General Motors has announced an increase in several financial targets for 2024 following a strong second-quarter performance that exceeded Wall Street expectations. The Detroit-based automaker has raised its projected adjusted earnings for the year to a range of $13 billion to $15 billion, an increase from its previous forecast of $12.5 billion to $14.5 billion. Additionally, targets for operating cash flow and earnings per share have been elevated, while expectations for net income attributed to shareholders have been slightly adjusted downwards to between $10 billion and $11.4 billion.

In its second quarter, GM reported revenue of $47.9 billion, which marks a more than 7% increase year-over-year and surpasses the $45 billion forecast by analysts. The company’s earnings per share reached $3.06, exceeding the projected $2.71, and reflecting a 60% increase compared to the previous year. Net income rose by 14% to $2.9 billion, up from $2.5 billion.

Following the announcement, GM’s stock experienced a nearly 5% rise in pre-market trading, contributing to a more than 37% increase in the stock’s value this year. The company also declared a third-quarter cash dividend after Monday’s trading session, further boosting its stock.

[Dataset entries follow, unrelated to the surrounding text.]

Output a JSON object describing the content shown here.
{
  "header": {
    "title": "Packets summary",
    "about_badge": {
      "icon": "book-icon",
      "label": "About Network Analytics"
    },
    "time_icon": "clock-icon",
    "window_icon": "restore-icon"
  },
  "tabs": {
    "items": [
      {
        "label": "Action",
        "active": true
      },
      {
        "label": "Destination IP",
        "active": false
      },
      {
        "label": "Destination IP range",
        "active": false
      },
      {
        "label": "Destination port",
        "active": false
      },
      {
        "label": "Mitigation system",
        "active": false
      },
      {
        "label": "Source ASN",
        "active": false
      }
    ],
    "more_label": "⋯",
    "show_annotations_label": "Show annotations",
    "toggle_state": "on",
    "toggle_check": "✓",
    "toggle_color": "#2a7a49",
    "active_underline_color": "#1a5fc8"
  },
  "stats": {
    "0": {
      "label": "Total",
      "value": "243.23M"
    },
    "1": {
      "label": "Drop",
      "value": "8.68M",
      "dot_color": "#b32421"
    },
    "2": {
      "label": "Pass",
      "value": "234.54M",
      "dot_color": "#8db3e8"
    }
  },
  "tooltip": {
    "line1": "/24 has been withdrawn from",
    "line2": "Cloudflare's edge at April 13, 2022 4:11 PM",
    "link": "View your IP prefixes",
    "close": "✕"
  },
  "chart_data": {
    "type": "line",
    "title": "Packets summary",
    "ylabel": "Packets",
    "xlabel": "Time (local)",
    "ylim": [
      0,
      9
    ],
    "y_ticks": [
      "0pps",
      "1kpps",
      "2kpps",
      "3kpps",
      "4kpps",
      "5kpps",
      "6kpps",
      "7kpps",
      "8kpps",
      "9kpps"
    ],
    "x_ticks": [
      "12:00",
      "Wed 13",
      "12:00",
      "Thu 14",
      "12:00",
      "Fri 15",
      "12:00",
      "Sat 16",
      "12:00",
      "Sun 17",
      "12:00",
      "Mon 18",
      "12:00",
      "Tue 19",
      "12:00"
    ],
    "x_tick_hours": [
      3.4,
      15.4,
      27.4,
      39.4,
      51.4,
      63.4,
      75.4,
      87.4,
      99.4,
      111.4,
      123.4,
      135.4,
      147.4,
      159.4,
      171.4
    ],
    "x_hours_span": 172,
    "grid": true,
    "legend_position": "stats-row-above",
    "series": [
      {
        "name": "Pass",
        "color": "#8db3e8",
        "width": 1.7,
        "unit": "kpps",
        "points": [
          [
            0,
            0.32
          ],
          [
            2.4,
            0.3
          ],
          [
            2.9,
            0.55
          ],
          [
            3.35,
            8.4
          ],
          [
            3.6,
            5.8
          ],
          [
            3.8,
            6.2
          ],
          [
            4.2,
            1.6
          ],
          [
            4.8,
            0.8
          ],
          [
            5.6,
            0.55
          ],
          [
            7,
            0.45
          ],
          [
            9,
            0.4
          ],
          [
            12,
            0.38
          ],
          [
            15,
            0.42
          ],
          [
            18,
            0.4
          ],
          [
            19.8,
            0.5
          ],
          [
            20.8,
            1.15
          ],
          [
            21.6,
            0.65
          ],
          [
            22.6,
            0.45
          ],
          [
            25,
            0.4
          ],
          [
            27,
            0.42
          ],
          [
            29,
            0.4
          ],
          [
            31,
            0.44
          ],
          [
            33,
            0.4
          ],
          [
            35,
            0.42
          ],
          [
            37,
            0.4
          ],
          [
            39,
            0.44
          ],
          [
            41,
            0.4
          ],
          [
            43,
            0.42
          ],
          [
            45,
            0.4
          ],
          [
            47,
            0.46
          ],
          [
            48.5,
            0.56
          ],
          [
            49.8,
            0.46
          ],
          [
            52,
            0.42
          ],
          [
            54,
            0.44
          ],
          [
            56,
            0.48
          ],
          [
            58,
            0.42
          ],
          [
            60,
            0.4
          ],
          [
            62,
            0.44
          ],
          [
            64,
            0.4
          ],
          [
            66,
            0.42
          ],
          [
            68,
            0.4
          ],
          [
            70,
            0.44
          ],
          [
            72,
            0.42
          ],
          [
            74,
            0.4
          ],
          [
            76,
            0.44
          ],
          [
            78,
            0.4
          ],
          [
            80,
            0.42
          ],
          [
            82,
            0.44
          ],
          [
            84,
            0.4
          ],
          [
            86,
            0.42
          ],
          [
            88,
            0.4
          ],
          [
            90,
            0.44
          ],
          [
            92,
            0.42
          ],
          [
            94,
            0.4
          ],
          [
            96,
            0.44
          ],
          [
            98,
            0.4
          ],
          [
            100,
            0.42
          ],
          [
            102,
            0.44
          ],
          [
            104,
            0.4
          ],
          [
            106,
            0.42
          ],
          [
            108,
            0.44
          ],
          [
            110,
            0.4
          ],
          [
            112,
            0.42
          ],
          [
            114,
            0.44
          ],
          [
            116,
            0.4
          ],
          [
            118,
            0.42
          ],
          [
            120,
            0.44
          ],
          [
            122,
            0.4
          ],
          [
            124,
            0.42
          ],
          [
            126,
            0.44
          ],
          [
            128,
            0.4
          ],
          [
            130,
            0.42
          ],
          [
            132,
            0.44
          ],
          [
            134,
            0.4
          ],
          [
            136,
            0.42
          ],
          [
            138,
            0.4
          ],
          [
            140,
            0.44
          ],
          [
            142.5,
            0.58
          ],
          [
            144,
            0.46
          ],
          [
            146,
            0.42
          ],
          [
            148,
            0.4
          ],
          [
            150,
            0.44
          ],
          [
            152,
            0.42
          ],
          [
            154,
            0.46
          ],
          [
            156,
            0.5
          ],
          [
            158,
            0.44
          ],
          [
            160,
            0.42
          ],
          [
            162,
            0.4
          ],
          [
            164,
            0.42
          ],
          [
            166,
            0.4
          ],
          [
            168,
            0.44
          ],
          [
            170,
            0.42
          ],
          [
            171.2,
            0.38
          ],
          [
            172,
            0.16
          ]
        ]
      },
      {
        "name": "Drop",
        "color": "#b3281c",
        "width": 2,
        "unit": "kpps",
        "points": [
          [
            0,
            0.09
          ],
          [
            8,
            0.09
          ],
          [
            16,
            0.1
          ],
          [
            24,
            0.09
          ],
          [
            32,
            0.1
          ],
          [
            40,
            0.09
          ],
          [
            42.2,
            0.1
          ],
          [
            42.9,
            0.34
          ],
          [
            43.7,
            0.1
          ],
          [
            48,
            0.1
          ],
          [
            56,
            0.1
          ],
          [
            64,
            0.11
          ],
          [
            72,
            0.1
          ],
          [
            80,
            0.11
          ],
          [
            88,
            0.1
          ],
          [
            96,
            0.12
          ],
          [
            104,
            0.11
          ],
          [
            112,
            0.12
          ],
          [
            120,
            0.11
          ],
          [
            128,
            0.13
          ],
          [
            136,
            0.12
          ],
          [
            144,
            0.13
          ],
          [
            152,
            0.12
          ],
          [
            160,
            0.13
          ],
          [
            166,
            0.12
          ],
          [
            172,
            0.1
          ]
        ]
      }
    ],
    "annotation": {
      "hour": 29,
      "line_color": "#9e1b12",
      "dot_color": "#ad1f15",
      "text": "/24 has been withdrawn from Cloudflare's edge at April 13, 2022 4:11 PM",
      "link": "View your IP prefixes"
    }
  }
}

In a letter to shareholders, CEO Mary Barra emphasized the success of GM’s gas-powered trucks and SUVs and highlighted the company’s plans to introduce eight new or redesigned vehicles across various sizes in North America. Barra also mentioned the company’s efforts to ramp up production of the electric Chevrolet Equinox, while expressing a commitment to disciplined growth in electric vehicle production, despite acknowledging that GM will not meet its target of producing 1 million electric vehicles in North America by the end of 2025 due to a market slowdown.

Barra noted that GM’s self-driving division, Cruise, will discontinue its Origin vehicle project, focusing instead on leveraging the next-generation Chevrolet Bolt for vehicle testing in Texas and Arizona. This change follows a previous incident that led to a rollback in operations for Cruise, costing GM $600 million in production halts for the Origin in Detroit. Barra reassured investors that the vision to transform mobility through autonomous technology remains unchanged.

In addition, GM is working to restructure its joint venture with SAIC Motor in China amid ongoing financial losses. The company reported a $104 million loss in the second quarter, while SAIC-GM had to scale down production by 70% with deliveries reaching only 26,000 vehicles, a 50% decline from the previous year.